Graph* NeuralNet::CreateGraph(const NetProto& netproto, int npartitions);

Next, it creates a layer for each node and connects layers if their nodes are connected.

void NeuralNet::CreateNetFromGraph(Graph* graph, int npartitions);

Since the NeuralNet instance may be shared among multiple workers, the Create function returns a shared pointer to the NeuralNet instance .

Parameter sharing

Param sharing is enabled by first sharing the Param configuration (in NeuralNet::Create) to create two similar (e.g., the same shape) Param objects, and then calling (in NeuralNet::CreateNetFromGraph),

void Param::ShareFrom(const Param& from);

It is also possible to share Params of two nets, e.g., sharing parameters of the training net and the test net,

void NeuralNet:ShareParamsFrom(shared_ptr<NeuralNet> other);

It will call Param::ShareFrom for each Param object.

Access functions

NeuralNet provides a couple of access function to get the layers and params of the net:

const std::vector<Layer*>& layers() const;
const std::vector<Param*>& params() const ;
Layer* name2layer(string name) const;
Param* paramid2param(int id) const;

Partitioning

Implementation

SINGA partitions the neural net in CreateGraph function, which creates one node for each (partitioned) layer. For example, if one layer’s partition dimension is 0 or 1, then it creates npartition nodes for it; if the partition dimension is -1, a single node is created, i.e., no partitioning. Each node is assigned a partition (or location) ID. If the original layer is configured with a location ID, then the ID is assigned to each newly created node. These nodes are connected according to the connections of the original layers. Some connection layers will be added automatically. For instance, if two connected sub-layers are located at two different workers, then a pair of bridge layers is inserted to transfer the feature (and gradient) blob between them. When two layers are partitioned on different dimensions, a concatenation layer which concatenates feature rows (or columns) and a slice layer which slices feature rows (or columns) would be inserted. These connection layers help making the network communication and synchronization transparent to the users.

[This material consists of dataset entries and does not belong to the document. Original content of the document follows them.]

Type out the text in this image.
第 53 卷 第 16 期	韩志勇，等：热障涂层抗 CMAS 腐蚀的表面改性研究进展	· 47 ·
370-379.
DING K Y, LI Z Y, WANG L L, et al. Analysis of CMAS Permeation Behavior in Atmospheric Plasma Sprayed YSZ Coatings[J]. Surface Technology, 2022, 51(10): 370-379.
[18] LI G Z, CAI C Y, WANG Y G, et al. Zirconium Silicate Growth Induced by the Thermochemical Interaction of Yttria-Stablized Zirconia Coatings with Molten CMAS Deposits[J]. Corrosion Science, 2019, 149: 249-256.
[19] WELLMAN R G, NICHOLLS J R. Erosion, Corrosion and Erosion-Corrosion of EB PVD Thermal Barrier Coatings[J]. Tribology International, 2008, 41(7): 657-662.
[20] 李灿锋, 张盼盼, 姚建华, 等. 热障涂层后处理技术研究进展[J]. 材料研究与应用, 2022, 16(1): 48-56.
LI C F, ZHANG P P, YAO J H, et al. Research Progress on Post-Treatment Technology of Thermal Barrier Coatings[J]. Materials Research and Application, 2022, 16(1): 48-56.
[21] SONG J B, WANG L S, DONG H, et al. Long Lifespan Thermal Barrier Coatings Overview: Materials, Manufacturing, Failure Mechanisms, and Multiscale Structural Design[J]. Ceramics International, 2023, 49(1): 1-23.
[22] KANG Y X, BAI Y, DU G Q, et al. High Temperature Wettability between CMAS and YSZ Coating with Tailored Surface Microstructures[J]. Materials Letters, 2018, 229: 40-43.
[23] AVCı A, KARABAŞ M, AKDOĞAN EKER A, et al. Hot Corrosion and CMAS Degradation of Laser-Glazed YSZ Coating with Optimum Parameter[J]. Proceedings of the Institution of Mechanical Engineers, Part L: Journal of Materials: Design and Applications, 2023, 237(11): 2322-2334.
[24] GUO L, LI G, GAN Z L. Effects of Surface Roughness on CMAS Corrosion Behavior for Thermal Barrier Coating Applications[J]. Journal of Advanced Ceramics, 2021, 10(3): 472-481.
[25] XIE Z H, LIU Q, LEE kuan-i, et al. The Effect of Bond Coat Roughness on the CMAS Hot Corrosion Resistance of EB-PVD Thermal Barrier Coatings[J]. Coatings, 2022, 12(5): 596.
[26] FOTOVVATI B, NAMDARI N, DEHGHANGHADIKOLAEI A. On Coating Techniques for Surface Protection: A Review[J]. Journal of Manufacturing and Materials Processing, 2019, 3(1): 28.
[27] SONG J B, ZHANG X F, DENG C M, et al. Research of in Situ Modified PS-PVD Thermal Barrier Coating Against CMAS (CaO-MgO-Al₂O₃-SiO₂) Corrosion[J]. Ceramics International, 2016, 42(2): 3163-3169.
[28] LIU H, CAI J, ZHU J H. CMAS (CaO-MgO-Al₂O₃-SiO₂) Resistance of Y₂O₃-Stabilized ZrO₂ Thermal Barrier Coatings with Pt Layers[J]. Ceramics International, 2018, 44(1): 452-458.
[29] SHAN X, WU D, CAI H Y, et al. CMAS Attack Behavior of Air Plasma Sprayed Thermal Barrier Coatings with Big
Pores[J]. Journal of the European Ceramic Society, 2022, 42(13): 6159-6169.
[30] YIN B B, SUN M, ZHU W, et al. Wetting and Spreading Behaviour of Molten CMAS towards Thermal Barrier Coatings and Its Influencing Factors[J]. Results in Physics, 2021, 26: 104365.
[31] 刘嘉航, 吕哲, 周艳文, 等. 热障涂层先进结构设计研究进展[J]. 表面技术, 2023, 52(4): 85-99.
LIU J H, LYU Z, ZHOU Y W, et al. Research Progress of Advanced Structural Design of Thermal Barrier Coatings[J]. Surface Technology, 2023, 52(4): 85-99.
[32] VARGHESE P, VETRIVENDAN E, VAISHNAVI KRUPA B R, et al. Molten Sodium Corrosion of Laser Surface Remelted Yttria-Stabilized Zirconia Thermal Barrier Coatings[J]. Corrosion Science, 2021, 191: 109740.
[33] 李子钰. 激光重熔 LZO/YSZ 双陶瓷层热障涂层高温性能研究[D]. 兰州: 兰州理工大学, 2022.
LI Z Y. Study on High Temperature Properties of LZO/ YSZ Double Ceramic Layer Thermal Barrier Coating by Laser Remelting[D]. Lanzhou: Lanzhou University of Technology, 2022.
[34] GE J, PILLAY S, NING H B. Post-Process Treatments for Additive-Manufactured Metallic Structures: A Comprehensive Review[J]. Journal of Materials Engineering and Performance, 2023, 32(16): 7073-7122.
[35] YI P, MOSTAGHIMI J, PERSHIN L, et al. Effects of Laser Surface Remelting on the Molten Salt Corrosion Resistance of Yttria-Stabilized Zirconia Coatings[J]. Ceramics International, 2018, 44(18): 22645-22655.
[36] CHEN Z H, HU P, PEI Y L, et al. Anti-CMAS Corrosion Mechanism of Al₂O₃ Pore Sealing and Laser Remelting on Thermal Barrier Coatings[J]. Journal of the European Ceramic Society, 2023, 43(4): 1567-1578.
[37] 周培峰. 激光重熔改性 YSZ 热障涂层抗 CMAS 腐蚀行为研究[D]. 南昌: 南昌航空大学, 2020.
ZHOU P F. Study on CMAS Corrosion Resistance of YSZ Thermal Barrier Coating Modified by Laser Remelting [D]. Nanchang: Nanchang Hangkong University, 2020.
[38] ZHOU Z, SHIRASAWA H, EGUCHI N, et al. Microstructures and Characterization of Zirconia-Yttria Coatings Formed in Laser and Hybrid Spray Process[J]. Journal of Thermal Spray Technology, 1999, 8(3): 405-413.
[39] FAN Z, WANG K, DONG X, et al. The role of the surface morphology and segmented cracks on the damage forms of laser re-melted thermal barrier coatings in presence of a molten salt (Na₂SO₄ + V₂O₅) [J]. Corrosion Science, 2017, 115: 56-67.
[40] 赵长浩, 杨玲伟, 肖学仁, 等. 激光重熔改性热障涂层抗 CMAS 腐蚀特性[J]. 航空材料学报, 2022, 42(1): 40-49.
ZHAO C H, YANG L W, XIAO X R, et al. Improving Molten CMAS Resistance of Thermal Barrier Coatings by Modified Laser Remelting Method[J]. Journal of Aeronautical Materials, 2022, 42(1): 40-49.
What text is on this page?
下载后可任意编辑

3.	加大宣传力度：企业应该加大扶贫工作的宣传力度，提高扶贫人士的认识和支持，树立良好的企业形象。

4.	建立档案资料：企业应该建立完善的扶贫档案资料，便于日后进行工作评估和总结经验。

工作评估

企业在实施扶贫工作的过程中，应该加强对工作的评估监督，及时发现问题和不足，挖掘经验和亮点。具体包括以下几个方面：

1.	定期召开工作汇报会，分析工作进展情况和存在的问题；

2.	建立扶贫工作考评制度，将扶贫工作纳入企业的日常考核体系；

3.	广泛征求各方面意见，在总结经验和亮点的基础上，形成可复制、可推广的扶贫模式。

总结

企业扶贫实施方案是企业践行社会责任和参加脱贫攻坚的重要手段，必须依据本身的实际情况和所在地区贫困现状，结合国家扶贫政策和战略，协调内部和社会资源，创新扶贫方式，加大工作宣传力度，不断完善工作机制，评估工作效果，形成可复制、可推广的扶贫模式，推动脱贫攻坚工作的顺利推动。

Dispatching partitions to workers

Each (partitioned) layer is assigned a location ID, based on which it is dispatched to one worker. Particularly, the shared pointer to the NeuralNet instance is passed to every worker within the same group, but each worker only computes over the layers that have the same partition (or location) ID as the worker’s ID. When every worker computes the gradients of the entire model parameters (strategy-2), we refer to this process as data parallelism. When different workers compute the gradients of different parameters (strategy-3 or strategy-1), we call this process model parallelism. The hybrid partitioning leads to hybrid parallelism where some workers compute the gradients of the same subset of model parameters while other workers compute on different model parameters. For example, to implement the hybrid parallelism in for the DCNN model, we set partition_dim = 0 for lower layers and partition_dim = 1 for higher layers.